Astronomers have discovered a new steamy planet which is six times bigger than Earth and containing 75 per cent water.
The planet is believed to be too hot to sustain Earth-type life has been discovered just 40 light years away by scientists at Harvard-Smithsonian Center for Astrophysics.
According to them, the ‘waterworld’, which orbits a faint star in 38 hours at a distance of just 1.3 million miles, has also an atmosphere and it is more Earth-like than any ’exoplanet’ previously found outside the Solar System.
“Despite its hot temperature, this appears to be a waterworld,” said Harvard-Smithsonian Center researcher Zachory Berta, who discovered the planet.
“It is much smaller, cooler and more Earth-like than any other known exoplanet.”
The planet was found circling the star GJ1214 with an array of small ground-based telescopes no larger than those used by many amateurs under the MEarth Project.
The MEarth Project employs eight identical 16-inch diameter telescopes monitoring a 2,000 red dwarf stars.
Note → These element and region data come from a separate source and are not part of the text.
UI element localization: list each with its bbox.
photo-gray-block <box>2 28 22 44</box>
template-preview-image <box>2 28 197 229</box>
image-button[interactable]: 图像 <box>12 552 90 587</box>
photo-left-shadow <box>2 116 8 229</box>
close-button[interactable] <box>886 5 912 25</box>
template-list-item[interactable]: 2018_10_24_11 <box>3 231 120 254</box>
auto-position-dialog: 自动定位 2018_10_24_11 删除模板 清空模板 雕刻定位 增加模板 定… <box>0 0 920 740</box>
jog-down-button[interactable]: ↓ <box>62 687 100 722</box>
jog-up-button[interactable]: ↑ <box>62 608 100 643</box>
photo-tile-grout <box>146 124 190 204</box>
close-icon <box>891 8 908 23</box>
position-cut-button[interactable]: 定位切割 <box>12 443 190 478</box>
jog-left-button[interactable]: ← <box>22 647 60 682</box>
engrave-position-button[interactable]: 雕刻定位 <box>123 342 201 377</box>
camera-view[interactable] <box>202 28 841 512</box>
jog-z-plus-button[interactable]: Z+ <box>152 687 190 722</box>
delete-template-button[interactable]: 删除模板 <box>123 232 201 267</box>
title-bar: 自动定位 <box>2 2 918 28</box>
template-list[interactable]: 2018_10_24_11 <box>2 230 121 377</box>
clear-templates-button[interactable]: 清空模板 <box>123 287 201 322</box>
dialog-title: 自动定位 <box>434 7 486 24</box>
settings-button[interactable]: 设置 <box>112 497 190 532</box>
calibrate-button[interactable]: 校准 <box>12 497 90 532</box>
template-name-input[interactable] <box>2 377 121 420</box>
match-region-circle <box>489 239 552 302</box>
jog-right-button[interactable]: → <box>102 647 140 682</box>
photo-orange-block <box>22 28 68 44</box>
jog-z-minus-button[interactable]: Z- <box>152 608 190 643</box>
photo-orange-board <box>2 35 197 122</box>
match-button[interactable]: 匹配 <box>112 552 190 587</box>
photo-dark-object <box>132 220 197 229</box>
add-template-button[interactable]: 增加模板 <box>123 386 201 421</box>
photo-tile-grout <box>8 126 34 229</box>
Red dwarfs are the most common type of star in the Milky Way galaxy, The Daily Mail reported.
The planet is classified as a ‘super-Earth’, half-way in size between small rocky planets such as the Earth and ice giants similar to Uranus and Neptune.
Although its parent star is a dim ‘red dwarf’ 3,000 times less bright than our sun, it hugs the star so closely that its surface temperature is 200C.
The scientists believe something besides the planet’s surface must be blocking light from the parent star — probably a surrounding atmosphere that may contain hydrogen and helium.
Turning the Hubble Space Telescope towards the planet may allow astronomers to discover its composition.
MEarth Project head Dr David Charbonneau said: “Since this planet is so close to Earth, Hubble should be able to detect the atmosphere and determine what it’s made of.
“That will make it the first super-Earth with a confirmed atmosphere — even though that atmosphere probably won’t be hospitable to life as we know it.”
The discovery was reported in the journal Nature.